- United Kingdom UK

Information
- Type: Academy
- Established: 2012
- Founders: Evgeny Shadchnev & Rob Johnson
- Faculty: 85
- Enrollment: 200 (per year)
- Campus: Zetland House, 5-25 Scrutton Street, EC2A 4HJ
- Website: https://makers.tech/

= Makers Academy =

Makers Academy (Makers) is a 16-week coding bootcamp in London, England. It was founded by Rob Johnson and Evgeny Shadchnev in December 2012.

==Programme==
Makers Academy (Makers) teaches students with varying levels of prior experience computer programming and the fundamentals of web development. The program aims to help students develop skills to secure a role as a junior developer upon graduation. The course covers professional web development technologies such as Ruby on Rails, HTML5, CSS, JavaScript, jQuery, SQL, Ajax and softer skills, including Object-oriented design, Test Driven Development, Agile Methodology and version control with Git. The main course is preceded by a 4-week, part-time, online 'pre-course', as a prerequisite. The selective application process encourages applications from students with significant prior experience. The boot camp offers a limited number of free places to those who cannot afford to pay the usual £8,500 fee (US$8,300) through scholarships, funded by the Department for Education's Skills Bootcamp programme.

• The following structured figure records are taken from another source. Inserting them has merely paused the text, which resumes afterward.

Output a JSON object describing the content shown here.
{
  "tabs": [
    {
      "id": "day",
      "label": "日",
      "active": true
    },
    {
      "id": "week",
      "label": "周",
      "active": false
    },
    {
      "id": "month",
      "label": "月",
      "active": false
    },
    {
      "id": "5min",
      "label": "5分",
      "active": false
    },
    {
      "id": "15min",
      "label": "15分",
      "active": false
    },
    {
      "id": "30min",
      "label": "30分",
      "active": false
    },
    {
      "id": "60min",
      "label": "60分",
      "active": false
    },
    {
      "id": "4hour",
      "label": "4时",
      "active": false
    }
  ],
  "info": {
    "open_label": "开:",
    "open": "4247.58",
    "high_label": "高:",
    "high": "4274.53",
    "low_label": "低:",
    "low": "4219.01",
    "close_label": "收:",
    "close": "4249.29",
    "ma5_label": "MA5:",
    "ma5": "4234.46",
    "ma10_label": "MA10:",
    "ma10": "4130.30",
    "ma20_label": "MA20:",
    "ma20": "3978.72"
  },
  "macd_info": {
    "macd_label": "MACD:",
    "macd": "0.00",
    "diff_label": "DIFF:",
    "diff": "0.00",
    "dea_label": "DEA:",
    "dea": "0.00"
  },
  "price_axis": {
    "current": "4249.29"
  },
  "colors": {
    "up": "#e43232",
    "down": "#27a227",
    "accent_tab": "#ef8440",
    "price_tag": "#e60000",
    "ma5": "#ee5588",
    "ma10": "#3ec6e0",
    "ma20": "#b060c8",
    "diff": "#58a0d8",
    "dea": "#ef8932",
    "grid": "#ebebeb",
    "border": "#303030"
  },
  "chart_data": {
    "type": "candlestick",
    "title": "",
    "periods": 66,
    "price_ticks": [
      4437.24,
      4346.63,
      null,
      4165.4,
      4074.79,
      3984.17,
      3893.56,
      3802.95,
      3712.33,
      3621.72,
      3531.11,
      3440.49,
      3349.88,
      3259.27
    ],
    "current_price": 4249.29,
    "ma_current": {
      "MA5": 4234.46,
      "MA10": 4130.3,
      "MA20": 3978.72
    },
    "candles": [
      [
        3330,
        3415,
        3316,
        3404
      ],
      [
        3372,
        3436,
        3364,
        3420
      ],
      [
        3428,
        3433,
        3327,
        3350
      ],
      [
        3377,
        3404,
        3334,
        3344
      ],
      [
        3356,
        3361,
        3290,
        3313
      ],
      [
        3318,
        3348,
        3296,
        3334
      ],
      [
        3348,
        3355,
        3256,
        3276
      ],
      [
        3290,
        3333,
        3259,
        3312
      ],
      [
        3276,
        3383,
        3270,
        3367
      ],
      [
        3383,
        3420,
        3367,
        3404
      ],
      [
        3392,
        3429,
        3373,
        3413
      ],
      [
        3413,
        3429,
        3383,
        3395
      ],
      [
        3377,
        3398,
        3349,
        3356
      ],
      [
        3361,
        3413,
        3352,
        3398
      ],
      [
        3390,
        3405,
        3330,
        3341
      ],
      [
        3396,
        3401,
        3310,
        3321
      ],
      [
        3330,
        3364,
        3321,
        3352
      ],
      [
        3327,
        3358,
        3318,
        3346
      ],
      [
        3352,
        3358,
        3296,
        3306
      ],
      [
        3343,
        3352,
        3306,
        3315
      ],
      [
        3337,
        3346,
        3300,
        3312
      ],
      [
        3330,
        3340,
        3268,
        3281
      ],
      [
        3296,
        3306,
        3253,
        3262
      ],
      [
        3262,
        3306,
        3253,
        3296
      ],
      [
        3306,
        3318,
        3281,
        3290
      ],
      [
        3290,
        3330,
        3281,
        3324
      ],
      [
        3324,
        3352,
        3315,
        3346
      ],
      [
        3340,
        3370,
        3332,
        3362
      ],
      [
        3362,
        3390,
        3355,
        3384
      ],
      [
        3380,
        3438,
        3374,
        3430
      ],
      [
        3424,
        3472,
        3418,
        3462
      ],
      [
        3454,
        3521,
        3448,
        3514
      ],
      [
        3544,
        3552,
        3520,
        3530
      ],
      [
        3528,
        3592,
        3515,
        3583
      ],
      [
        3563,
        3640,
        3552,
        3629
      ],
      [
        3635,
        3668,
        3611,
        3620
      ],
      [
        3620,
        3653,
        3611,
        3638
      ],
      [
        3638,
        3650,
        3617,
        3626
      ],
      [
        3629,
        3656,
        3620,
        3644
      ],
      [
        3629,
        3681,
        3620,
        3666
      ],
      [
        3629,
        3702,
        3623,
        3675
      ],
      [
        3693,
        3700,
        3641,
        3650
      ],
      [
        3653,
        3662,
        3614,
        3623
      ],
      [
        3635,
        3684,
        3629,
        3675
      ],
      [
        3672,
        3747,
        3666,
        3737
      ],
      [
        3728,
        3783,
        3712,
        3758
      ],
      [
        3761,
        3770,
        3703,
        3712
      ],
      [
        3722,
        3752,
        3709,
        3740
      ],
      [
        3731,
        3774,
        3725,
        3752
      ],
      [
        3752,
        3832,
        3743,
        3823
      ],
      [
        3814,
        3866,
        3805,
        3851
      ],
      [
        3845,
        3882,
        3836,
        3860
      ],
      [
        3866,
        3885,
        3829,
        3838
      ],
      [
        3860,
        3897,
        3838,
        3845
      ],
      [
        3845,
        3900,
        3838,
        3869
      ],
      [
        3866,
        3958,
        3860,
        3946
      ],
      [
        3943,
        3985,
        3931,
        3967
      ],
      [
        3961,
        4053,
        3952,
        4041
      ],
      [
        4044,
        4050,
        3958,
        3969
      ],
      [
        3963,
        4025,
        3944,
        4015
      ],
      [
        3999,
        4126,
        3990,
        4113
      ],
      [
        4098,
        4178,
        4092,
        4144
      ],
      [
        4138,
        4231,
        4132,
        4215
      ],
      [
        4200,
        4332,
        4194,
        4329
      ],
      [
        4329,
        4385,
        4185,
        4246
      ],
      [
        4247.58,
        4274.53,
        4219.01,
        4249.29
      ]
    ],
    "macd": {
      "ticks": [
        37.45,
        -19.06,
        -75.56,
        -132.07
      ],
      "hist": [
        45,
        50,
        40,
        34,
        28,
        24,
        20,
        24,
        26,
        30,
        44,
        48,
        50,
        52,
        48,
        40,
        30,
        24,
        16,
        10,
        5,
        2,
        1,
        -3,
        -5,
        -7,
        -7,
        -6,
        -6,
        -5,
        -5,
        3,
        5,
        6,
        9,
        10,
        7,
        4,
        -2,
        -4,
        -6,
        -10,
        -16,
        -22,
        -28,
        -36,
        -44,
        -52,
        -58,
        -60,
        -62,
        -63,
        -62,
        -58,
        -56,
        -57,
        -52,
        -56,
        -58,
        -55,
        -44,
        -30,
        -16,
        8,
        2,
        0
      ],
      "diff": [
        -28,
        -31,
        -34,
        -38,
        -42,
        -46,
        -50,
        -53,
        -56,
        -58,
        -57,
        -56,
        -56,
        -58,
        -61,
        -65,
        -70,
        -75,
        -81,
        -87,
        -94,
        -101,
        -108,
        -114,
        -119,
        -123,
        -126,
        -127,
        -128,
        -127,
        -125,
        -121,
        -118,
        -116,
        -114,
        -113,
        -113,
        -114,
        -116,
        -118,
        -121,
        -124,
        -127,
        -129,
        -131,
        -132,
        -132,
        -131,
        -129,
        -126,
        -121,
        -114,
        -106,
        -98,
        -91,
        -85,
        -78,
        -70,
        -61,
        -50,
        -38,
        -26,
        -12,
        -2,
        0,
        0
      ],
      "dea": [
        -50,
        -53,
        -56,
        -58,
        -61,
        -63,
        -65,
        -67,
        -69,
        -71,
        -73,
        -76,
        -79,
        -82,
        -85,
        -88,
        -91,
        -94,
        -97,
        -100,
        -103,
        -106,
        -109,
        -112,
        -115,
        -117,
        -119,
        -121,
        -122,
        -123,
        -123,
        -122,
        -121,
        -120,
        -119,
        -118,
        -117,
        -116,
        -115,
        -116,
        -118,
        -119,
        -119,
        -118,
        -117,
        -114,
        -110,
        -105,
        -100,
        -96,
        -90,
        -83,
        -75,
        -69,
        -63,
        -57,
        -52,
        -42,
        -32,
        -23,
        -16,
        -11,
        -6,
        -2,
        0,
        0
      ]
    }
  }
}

The program adopts a "learn by doing" approach, achieved largely through self-directed, project-based work. Students are encouraged to work in pairs on practical coding challenges, completing weekly tests, which culminates in a final project which is presented to hiring partners on "Demo Day". The organization claims to support 100% of its graduates into jobs, though data to verify this claim is not publicly available. Students who have graduated are often put forward for roles by the Academy, which has relationships with employers like Marks & Spencer, Sky, The Financial Times and Deloitte Digital.

==Reception==
Makers Academy has been featured on Sky News, in The Guardian, The Independent, Tech City News, Forbes, MadeInShoreditch, ComputerWeekly, StartupBook, and TechWeekEurope.